Correlation Between Genetic Alterations and Clinicopathological Features of Papillary Thyroid Carcinomas

Correlation Between Genetic Alterations and Clinicopathological Features of Papillary Thyroid Carcinomas

Authors: Shixuan Shang, Huimin Yang, Meixiang Chen, Jin Wu, Xianjun Shi, Xiangqin Li, Ningning Feng, Zhaoqing Zheng, Hongmei Liu, and Yunzhi Zhang.

Published in Journal of International Medical Research, Sage Journals in March 2024

Introduction

Papillary thyroid carcinoma (PTC) accounts for 80% of thyroid cancer cases, with a generally good prognosis but a 30% risk of relapse. Genetic mutations, such as BRAFV600E and RET rearrangements, are frequently found in PTC and may influence prognosis. This study aimed to explore the relationship between genetic mutations and clinicopathological features in PTC.

Design and Methods

This retrospective study analyzed 111 thyroid nodule samples, including 74 PTC and 37 benign samples. A 22-gene mutation assay using next-generation sequencing (NGS) was employed. The clinicopathological data of patients were collected and analyzed to identify correlations between gene alterations and features like lymph node metastasis (LNM), capsular invasion and tumor subtype.

Results

• Mutation Rates: 79.7% of PTC samples exhibited at least one mutation, with BRAFV600E being the most frequent (62.2%). RET and RAS mutations were also identified.
• Clinicopathological Correlations: Genetic mutations were significantly associated with higher rates of LNM and capsular invasion, younger age (<45 years), and classical PTC subtype. BRAFV600E was linked to a lower occurrence of Hashimoto’s thyroiditis (HT) and higher rates of capsular invasion.
• Age and LNM: In patients aged ≥45, the BRAF mutation was significantly associated with LNM, suggesting its prognostic value in older patients. Younger age was identified as an independent risk factor for LNM.

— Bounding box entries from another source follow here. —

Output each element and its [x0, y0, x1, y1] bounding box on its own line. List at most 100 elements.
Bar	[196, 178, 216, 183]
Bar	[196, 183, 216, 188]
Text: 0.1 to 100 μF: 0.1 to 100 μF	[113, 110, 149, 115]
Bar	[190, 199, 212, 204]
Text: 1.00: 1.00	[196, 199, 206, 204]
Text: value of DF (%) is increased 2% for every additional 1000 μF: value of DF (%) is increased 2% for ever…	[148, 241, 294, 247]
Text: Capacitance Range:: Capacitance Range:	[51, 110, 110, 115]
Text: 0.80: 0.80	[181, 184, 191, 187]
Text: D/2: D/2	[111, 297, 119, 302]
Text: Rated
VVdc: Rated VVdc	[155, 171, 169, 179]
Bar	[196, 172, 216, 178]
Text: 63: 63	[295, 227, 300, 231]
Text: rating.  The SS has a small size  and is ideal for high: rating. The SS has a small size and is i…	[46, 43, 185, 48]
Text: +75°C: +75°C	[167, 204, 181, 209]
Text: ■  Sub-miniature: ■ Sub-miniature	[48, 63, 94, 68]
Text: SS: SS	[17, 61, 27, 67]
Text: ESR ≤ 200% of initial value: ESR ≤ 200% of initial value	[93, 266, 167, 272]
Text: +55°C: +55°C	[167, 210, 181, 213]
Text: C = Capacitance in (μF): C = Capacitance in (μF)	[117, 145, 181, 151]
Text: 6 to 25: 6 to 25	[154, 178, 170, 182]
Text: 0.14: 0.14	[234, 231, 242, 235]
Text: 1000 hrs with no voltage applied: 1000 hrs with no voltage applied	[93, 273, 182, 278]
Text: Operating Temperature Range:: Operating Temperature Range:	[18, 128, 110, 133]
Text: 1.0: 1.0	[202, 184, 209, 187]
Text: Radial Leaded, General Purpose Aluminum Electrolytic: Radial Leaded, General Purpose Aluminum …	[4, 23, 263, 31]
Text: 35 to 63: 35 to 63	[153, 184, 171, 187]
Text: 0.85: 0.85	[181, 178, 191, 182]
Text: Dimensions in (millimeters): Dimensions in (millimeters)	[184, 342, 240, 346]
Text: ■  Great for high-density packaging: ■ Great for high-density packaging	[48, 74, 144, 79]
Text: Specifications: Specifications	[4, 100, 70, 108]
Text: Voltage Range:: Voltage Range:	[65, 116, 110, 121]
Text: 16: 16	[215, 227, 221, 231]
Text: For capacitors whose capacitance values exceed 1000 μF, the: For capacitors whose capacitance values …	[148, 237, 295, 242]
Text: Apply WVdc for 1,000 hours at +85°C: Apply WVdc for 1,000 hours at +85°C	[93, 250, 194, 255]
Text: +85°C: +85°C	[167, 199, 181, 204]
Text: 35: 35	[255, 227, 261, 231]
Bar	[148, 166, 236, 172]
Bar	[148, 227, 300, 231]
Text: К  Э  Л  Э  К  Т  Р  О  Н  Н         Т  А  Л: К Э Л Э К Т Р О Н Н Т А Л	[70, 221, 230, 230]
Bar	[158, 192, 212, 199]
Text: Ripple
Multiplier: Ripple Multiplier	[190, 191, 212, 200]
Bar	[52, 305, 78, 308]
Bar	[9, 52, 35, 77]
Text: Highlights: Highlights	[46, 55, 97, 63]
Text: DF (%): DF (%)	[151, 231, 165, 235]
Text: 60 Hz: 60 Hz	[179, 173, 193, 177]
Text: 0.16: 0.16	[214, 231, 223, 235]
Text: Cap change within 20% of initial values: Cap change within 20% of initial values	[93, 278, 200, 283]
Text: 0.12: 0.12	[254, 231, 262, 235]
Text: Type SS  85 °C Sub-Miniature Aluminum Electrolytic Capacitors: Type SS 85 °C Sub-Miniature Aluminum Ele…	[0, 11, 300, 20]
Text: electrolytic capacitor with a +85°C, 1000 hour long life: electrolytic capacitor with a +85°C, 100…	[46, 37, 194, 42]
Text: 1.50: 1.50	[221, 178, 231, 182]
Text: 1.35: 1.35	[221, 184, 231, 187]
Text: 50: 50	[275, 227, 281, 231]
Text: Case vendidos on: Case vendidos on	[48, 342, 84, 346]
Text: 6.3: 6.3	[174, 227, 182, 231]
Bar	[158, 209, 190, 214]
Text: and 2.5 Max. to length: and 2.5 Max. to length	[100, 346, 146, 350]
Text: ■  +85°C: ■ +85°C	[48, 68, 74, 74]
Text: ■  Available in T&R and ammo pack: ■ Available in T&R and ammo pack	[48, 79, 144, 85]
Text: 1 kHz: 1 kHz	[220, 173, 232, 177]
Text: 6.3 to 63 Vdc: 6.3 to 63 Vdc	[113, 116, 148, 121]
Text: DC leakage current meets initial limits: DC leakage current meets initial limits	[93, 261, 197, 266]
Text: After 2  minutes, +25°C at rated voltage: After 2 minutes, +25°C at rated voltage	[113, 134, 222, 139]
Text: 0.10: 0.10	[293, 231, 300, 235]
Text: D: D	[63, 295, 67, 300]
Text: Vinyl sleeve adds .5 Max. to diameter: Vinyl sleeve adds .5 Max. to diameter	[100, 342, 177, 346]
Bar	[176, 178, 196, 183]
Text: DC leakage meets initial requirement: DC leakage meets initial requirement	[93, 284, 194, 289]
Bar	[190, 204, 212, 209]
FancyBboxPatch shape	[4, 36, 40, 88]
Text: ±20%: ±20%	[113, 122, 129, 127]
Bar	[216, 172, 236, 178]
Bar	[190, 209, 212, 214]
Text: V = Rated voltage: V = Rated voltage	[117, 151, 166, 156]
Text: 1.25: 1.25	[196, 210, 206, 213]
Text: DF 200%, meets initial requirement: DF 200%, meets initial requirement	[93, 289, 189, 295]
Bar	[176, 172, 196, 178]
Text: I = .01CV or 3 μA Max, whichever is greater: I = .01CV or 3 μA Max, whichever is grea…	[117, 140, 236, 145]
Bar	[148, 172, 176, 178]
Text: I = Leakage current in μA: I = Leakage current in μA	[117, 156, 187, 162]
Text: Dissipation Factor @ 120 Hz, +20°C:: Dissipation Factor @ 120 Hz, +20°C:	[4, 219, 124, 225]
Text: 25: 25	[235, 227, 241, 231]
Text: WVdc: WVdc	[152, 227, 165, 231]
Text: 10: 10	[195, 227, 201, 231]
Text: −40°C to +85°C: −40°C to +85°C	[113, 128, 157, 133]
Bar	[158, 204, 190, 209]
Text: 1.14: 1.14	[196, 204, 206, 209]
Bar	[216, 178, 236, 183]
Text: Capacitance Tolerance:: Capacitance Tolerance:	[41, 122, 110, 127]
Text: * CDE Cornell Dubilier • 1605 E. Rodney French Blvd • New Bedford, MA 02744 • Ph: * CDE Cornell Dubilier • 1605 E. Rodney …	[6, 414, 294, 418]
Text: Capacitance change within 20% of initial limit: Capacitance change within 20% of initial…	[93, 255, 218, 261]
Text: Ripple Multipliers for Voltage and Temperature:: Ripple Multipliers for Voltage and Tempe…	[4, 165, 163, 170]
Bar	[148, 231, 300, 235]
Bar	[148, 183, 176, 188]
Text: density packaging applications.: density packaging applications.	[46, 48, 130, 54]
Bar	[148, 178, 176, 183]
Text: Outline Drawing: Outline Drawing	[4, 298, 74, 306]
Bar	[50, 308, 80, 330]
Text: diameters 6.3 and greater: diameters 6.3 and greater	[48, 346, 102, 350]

Figure above shows the mutation profiles for the PTC and benign groups. The waterfall diagram highlights only the cases with detected gene mutations. PTC refers to papillary thyroid carcinoma, and BTN refers to benign thyroid nodules.

What We Learned

•Efficacy: Genetic mutations, particularly BRAFV600E, correlated with more aggressive disease characteristics such as LNM and capsular invasion. BRAF mutations were notably more prevalent in patients with classical PTC.

Figure above presents the percentage distribution of various gene alteration types in the PTC and benign groups. PTC refers to papillary thyroid carcinoma, and BTN to benign thyroid nodules.

• Age Factor: The association of BRAF mutations with LNM in older patients highlights its potential use in prognosis for this age group.

Key Highlights

• BRAFV600E is highly prevalent in PTC and correlates with aggressive tumor features like LNM and capsular invasion.
• Younger patients with PTC may present a higher risk of LNM, even though older age is traditionally considered a poor prognostic factor.

Key Takeaway Messages

• The study supports the use of genetic testing, particularly for identifying BRAFV600E, in assessing the prognosis of PTC, especially in older patients.
• Gene mutations may help guide more aggressive treatment strategies for patients with specific genetic profiles.
Limitations and Future Directions
• The sample size was limited, and some benign nodules were diagnosed only by fine-needle aspiration biopsy (FNAB), lacking histopathological confirmation.
• Future research should include larger, multi-center studies to further validate the findings and assess the long-term prognosis associated with genetic mutations.

Conclusion

This study highlights the significant correlation between genetic mutations, particularly BRAFV600E, and clinicopathological features in PTC, contributing to improved understanding and management of PTC through targeted genetic testing.